Gra jest fajna, nie znacie się.
Ale ja to ja, biorę w ciemno wszystko, co jest związane z Japonią.
fajna na 10 godzin, pozniej czuje sie jakbym gral w MMO w trybie single player
O, Gołst dostający bólu tyłka, bo inna gra podoba się ludziom bardziej niż The Last of Us 2... znaczy gra gupia, ludzie gupi i wszystko gupie, bo jak to tak, przecież masterpiece jest tylko jedno.

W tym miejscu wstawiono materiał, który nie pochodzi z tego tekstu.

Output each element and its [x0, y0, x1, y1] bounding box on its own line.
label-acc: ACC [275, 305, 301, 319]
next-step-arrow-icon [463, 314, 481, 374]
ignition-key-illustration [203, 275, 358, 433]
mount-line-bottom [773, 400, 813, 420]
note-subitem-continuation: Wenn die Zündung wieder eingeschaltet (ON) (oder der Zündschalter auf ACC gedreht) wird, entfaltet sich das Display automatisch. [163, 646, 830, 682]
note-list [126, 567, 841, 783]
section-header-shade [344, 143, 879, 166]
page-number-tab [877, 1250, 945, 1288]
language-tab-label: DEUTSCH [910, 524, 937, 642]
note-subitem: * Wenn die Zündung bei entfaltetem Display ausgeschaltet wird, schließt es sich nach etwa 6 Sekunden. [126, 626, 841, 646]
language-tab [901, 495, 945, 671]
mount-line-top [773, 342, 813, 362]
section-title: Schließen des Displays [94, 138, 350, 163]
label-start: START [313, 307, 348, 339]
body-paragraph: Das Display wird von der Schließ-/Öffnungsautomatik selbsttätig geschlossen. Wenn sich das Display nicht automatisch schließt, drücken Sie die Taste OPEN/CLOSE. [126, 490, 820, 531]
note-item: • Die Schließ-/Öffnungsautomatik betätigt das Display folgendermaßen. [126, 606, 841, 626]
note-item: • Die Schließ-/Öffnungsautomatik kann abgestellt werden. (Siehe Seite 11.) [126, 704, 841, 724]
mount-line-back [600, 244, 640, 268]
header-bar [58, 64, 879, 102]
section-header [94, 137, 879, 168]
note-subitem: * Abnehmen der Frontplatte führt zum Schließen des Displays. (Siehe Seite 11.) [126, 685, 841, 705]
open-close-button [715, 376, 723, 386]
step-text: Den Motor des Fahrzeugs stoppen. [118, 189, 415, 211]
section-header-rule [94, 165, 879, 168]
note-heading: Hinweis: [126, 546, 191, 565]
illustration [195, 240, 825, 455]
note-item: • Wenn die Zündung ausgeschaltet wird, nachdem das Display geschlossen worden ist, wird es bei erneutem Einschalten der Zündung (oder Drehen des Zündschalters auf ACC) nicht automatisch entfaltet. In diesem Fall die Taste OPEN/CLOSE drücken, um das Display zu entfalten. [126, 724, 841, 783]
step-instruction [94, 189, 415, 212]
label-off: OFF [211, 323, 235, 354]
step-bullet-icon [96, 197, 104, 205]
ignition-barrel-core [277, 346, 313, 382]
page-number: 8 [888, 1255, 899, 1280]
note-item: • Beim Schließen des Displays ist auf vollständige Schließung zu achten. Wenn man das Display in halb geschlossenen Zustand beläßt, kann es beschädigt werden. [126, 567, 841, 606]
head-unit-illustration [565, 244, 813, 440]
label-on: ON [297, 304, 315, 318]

Ale... On wyraził tylko swoją opinię. Woli Part 2 od GoT? Super, to jego zdanie. Gość co się nie wypowie, to od razu coś o multi kontach i fanbojach ktoś mu pisze.
Coś mi tutaj nie pasuje w twojej wypowiedzi, a konkretnie to
"Widzialem w poradniku, ze skonczylem pierwszy Akt, a sa trzy i juz mi sie nie chce"
Czy ty naprawdę grasz w tę grę? Nie wiesz czy skończyłeś akt? Przecież po misji z ratowaniem pewnej postaci na cały ekran pojawia się napis "Akt II [cel aktu]". Nie jestem teraz pewny czy ty naprawdę grasz, czy po prostu nie przykładasz żadnej uwagi do historii.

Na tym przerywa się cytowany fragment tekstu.